By Jacqueline Maclaurin
Viticultural Technician, Wither Hills
Well what a season… as we hold our breath waiting for the endless summer to end, we anticipate the harvest of twenty thirteen.
The blocks are looking fantastic – with the end of February came the end of a busy few months – final leaf plucking, colour thinning and nets put on, just some of the tasks that have been keeping everyone busy.
The season has been a low pressure botrytis season to date, although powdery mildew has shown up in a number of blocks this season, both present on leaves and bunches. Due to the pressure of this we decided to tighten up our organic spray programme – a seven day sulphur (3.5kg/ha) and protector (500ml/100L) programme to protect new growth. The final spray was the 14th February prior to nets going on. Some powdery mildew has still shown up on new growth, but the levels are not of any concern.
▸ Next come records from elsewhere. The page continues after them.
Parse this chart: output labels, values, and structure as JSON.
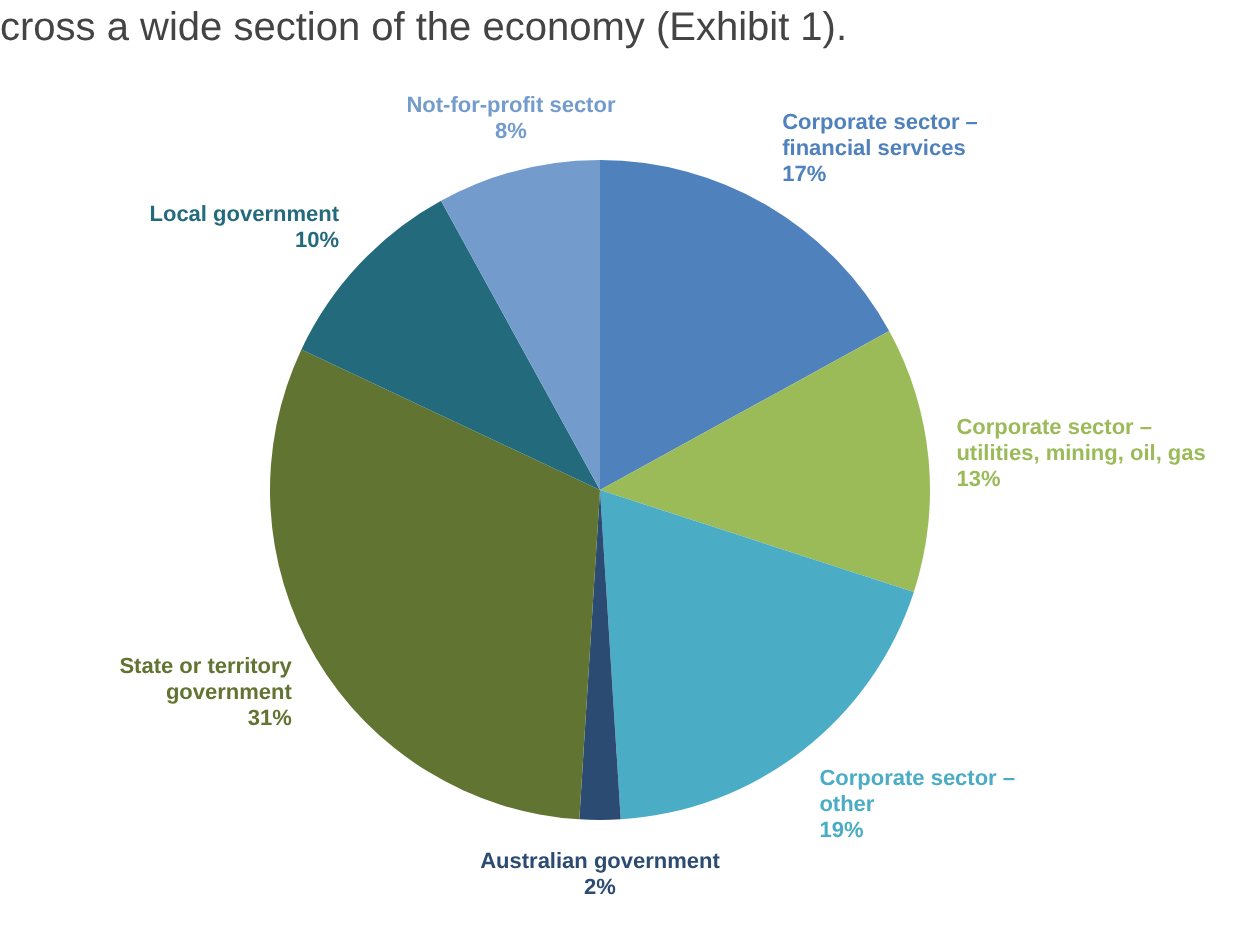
{
  "chart_data": {
    "type": "pie",
    "title": "cross a wide section of the economy (Exhibit 1).",
    "categories": [
      "Corporate sector –\nfinancial services",
      "Corporate sector –\nutilities, mining, oil, gas",
      "Corporate sector –\nother",
      "Australian government",
      "State or territory\ngovernment",
      "Local government",
      "Not-for-profit sector"
    ],
    "values": [
      17,
      13,
      19,
      2,
      31,
      10,
      8
    ],
    "colors": [
      "#4f81bd",
      "#9bbb59",
      "#4bacc6",
      "#2c4b72",
      "#617431",
      "#236a7c",
      "#739ccd"
    ],
    "value_labels": [
      "17%",
      "13%",
      "19%",
      "2%",
      "31%",
      "10%",
      "8%"
    ]
  }
}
Throughout the season the Sauvignon Blanc blocks have shown little difference in growth and timing of development between organic and non-organic regimes, following through to the first berry maturity sample with no difference in Brix levels. The canopy growth may have been marginally slower in the organic block, but no other differences from visual observation have been noted.
This season has again been challenging in managing the Pinot Noir blocks. With a visual difference in vigour this then follows through to crop loading and phenological development. The organic Pinot Noir has been behind the conventional block throughout the season, and the first maturity sample shows a difference of 1.5Brix, despite the organic block carrying a lower crop – 22 bunches per vine as a comparison to 28 bunches per vine in the conventional block.
We will continue to take weekly samples for maturity analysis up to harvest on all blocks and monitor vine health. The most noticeable difference in vine health has been in the Pinot Noir blocks. This season we have tried to focus on our inputs and timing of these, to increase the nutrients available to the vine, and so have given the organic Pinot Noir block an extra boost of nitrogen in the form of Wuxal Amino (5L/ha) as a canopy application on the 15th February.
We will collect soil samples in early May and make a plan for fertiliser inputs over the winter in the form of broadcast hard fert.
For the coming season we are looking at planting a cover crop to increase the vigour in the organic Pinot Noir block. Through discussions with Kiwiseed we have decided on a clover-heavy mix which will also contain grasses and herbs. The clovers to be utilised are crimson, subterranean and red clover. It is hoped that these plants will offer early spring nitrogen, whilst building organic matter in the soil and producing nectar for beneficial insects. Furthermore, plantain and tall fescue have been selected for their drought resistance and activity during winter. In addition a low rate of rye grass will be sown to help build the organic matter and build diversity into the sward.